BOUDDHISME
Le dalaï-lama se confie dans un entretien exclusif
propos recueillis par François Gautier à New Delhi (Inde) - publié le 24/10/2014
Le dalaï-lama vient de fêter, le 6 juillet, son 80e anniversaire. A cette occasion, le Monde des Religions vous propose de redécouvrir l'interview exclusive qu'il nous a accordée en octobre dernier.

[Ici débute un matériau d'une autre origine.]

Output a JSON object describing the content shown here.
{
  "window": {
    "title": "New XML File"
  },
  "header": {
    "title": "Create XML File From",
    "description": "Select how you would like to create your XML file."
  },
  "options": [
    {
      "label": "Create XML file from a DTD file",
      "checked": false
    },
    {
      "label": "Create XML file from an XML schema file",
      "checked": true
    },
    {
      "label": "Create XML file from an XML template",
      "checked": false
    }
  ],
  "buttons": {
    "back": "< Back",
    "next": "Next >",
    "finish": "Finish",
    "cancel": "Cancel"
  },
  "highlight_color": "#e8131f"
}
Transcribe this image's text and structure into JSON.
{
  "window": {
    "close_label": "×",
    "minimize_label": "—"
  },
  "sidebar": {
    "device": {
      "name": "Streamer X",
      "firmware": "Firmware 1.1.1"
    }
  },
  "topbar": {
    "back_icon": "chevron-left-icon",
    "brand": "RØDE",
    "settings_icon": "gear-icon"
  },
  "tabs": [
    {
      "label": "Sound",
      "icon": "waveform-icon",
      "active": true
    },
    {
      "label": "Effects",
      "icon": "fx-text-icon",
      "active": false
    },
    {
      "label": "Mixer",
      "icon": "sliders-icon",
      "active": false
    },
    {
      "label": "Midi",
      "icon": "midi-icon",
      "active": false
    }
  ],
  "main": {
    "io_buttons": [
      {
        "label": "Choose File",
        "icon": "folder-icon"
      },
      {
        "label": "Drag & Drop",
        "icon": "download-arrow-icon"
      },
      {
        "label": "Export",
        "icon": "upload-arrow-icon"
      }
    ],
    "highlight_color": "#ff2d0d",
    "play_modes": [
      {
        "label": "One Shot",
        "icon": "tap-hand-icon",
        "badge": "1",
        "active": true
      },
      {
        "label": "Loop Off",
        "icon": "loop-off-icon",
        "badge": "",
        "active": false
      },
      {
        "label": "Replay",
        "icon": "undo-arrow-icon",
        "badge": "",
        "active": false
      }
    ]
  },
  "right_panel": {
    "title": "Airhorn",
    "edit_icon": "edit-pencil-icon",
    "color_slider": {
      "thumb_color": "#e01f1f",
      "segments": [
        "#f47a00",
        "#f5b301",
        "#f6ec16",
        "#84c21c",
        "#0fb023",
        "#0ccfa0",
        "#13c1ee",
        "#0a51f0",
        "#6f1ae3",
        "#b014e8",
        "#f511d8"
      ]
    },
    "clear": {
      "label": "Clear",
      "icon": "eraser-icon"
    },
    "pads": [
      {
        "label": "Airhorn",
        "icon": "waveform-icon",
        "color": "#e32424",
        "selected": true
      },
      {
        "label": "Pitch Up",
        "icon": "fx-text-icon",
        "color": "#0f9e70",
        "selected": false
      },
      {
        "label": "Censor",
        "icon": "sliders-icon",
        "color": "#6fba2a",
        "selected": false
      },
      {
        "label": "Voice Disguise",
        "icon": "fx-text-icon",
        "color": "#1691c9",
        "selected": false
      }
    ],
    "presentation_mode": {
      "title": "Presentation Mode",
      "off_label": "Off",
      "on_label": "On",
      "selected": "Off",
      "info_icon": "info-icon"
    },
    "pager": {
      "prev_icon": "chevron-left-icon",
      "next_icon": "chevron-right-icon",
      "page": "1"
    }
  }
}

Dans ce palace de la capitale indienne, tous les regards se lèvent lorsqu’un moine jaïn – entièrement nu – fait son entrée ; puis vient un rabbin coiffé de sa kippa, suivi d’un évêque drapé de rouge, à l’ancienne ; un imam, tout de blanc vêtu, apparaît ensuite, en compagnie de moines bouddhistes ; enfin, on aperçoit un prêtre zoroastrien et son étrange chapeau conique… à la porte de la salle de conférence, sa Sainteté Tenzin Gyatso, 14e dalaï-lama, Océan de Sagesse, Tout Parfait, Lotus Vénérable, debout malgré ses 79 ans, accueille chacun des délégués les mains jointes, un éternel sourire aux lèvres. Bienvenue à la conférence « d’harmonie interreligieuse pour la paix » organisée par le gouvernement tibétain en exil.
Le Monde des Religions. Votre Sainteté, vous organisez une remarquable conférence interreligieuse. Mais aujourd’hui, les hommes ne continuent-ils pas de s’entretuer au nom des religions ? Même des bouddhistes massacrent des musulmans du Myanmar !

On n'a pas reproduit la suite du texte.